Goed gehoor
Plurkis, de Egyptische architect, loopt in de woestijn. Op een gegeven moment ziet hij een Egyptenaar tussen geknakte cactussen met zijn oor op de grond liggen. De Egyptenaar zegt: “Een handelaar op een wagen met zes paarden: drie zwart, twee bruin en een wit paard, en een cactus.” “Kun je dat allemaal horen?”, vraagt Plurkis. “Nee,” zegt de Egyptenaar, “die zijn net dwars over me heengereden, en de cactus zit in m’n oor.”
Everzwijn uitzoeken
Obelix loopt door het bos. Na een tijdje hij een Gallier tegen met een hele kudde everzwijnen! Obelix vraagt aan de Gallier: “Als ik raad uit hoeveel everzwijnen jouw kudde bestaat, mag ik er dan één hebben?” “Ja hoor” zegt de Gallier, waarop Obelix zegt: “167 stuks”. Dat is precies goed. Obelix bedankt de Gallier, zoekt een mooi exemplaar uit, en loopt weg met het dier over zijn schouder. De Gallier rent achter Obelix aan, en vraagt: “Als ik raad uit welk dorp jij komt, mag ik dan mijn hond terug?”
Koppie koppie
Een domme romein spijkert zijn nieuwe vloer. Telkens als hij een spijker pakt bekijkt hij deze aandachtig en regelmatig gooit hij ze dan weg. Een andere domme romein vraagt verbaasd wat dat voorstelt. Volgens de eerste romein zit bij de meeste spijkers de punt beneden en de kop boven, maar er zijn ook afwijkers bij met de punt naar boven. “Wat ben jij een ongelooflijke oen, zeg” meent de tweede romein, “die gooi je toch niet weg? Die kun je bewaren voor het plafond!”
De grens over
Asterix, Nestorix en Obelix willen de grens oversteken. Ze spreken af om ongezien over de grens te gaan door een everzwijn na te doen. Eerst gaat Asterix. De bewaker bij de grens hoort geritsel in de struiken en zegt: “Wat hoor ik daar?”. Asterix doet knor-knor en kan zo onopgemerkt de grens over. Nestorix doet precies hetzelfde en kan zo ook ongezien de grens over. Dan komt Obelix. De bewaker hoort weer wat geritsel in de struiken en zegt: “Wat is dit nu weer?” Roept Obelix: “Weer een everzwijn!”.
Kale kop
Er zitten twee vliegen op een kaal hoofd. Zegt de ene vlieg tegen de andere: “Weet je nog, hier speelden we vroeger verstoppertje”.
Blinde buurman
Walhalla staat in de douche, en iemand klopt op de deur. “Hallo, mag ik binnen komen?”. Walhalla herkent de stem van de blinde buurman. “Ach, hij ziet me toch niet in mijn nakie”, dus ze zegt: “Kom maar binnen, buurman!”. “Hoi,” zegt de buurman vrolijk, “ik heb goed nieuws, ik kan weer zien!”
Dronken romein
Een dronken romein wankelt naar huis.
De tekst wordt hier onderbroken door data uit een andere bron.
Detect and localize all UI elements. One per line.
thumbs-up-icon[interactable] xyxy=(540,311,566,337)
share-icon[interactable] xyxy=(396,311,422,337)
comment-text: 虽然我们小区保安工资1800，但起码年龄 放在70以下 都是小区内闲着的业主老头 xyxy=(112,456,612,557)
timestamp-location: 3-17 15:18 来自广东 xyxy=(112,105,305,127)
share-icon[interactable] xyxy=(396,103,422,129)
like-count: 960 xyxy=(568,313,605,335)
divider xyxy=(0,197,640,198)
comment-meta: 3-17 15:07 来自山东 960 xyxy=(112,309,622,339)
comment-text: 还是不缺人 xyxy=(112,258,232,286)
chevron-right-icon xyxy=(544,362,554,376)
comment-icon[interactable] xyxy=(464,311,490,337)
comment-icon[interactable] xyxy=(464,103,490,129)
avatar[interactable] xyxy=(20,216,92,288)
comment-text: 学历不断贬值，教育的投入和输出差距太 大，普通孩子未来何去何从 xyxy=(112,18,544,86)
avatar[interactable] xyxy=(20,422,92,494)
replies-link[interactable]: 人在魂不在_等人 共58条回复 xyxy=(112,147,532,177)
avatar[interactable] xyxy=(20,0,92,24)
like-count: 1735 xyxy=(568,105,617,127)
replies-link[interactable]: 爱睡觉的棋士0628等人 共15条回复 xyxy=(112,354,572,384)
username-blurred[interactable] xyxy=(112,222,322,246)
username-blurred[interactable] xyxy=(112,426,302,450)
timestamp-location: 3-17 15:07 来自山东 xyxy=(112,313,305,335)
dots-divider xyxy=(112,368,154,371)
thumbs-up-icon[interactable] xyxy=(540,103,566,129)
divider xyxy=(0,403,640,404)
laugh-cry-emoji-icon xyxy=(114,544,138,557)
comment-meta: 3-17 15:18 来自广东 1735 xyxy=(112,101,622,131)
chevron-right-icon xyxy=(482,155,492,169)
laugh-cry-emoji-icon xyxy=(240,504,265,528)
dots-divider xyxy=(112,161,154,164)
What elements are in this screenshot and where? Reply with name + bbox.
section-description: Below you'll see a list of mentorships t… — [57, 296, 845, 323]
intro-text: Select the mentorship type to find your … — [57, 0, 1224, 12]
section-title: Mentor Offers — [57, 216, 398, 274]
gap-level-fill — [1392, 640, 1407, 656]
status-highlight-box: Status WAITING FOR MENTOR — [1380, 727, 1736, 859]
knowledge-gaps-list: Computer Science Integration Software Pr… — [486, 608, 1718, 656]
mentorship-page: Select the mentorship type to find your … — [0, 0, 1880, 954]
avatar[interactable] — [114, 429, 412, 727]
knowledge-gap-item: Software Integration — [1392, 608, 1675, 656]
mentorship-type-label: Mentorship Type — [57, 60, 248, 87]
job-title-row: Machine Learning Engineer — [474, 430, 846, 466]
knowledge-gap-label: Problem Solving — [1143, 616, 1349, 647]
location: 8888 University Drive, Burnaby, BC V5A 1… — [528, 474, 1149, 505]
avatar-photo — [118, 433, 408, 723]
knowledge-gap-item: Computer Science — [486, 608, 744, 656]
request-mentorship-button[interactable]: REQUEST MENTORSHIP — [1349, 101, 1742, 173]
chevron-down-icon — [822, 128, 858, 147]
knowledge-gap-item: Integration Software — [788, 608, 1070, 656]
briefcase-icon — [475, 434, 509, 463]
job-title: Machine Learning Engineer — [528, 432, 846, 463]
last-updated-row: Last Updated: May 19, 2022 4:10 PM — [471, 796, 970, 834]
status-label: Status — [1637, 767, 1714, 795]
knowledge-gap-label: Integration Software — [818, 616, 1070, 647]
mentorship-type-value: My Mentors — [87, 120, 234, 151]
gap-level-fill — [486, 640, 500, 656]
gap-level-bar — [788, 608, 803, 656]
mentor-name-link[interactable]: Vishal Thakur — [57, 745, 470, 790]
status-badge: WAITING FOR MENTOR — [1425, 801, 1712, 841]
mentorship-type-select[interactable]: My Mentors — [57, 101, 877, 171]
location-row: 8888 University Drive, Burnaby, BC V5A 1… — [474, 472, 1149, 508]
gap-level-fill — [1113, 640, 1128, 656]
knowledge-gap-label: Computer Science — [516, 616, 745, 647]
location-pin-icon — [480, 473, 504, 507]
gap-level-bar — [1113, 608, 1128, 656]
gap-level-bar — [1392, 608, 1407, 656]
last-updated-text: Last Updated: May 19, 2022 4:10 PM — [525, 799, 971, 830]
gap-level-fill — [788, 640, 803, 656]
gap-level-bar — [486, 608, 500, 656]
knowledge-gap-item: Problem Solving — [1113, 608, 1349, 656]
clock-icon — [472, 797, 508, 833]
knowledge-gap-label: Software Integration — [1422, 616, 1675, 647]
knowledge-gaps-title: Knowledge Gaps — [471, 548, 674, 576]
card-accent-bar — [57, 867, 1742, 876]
Hij komt bij een mooie nieuw geasfalteerde weg, die door de regen blinkt als een spiegeltje. “Bah, een kanaal, en ik heb geen zwembroek bij me. Nou ja, er kijkt niemand”. Hij kleedt zich uit, neemt een aanloop, duikt en … klapt op het asfalt. “Verdraaid,” mompelt hij, “nu heeft het nog gevroren ook”.
Tien sesertien
Kostunrix zit met een hamer en nijptang langs de waterkant. Als een Gallier hem vraagt wat hij daar doet, zegt hij: “Ik vis.” “Hoe bedoel je, je vist, zo kun je toch niets vangen?” Kostunrix antwoordt: “Voor tien sesertien (de oude romeinse munteenheid) vertel ik je hoe ik dat doe”. De Gallier wordt toch wel nieuwsgierig en betaalt tien sesertien. “Nou, ik wacht tot er een vis komt, grijp hem tussen de tang en sla hem dan met de hamer op zijn kop”, legt Kostunrix uit. “Maar zo vang je toch nooit wat?” “Oh jawel, zo 50 sesertien op een middag.”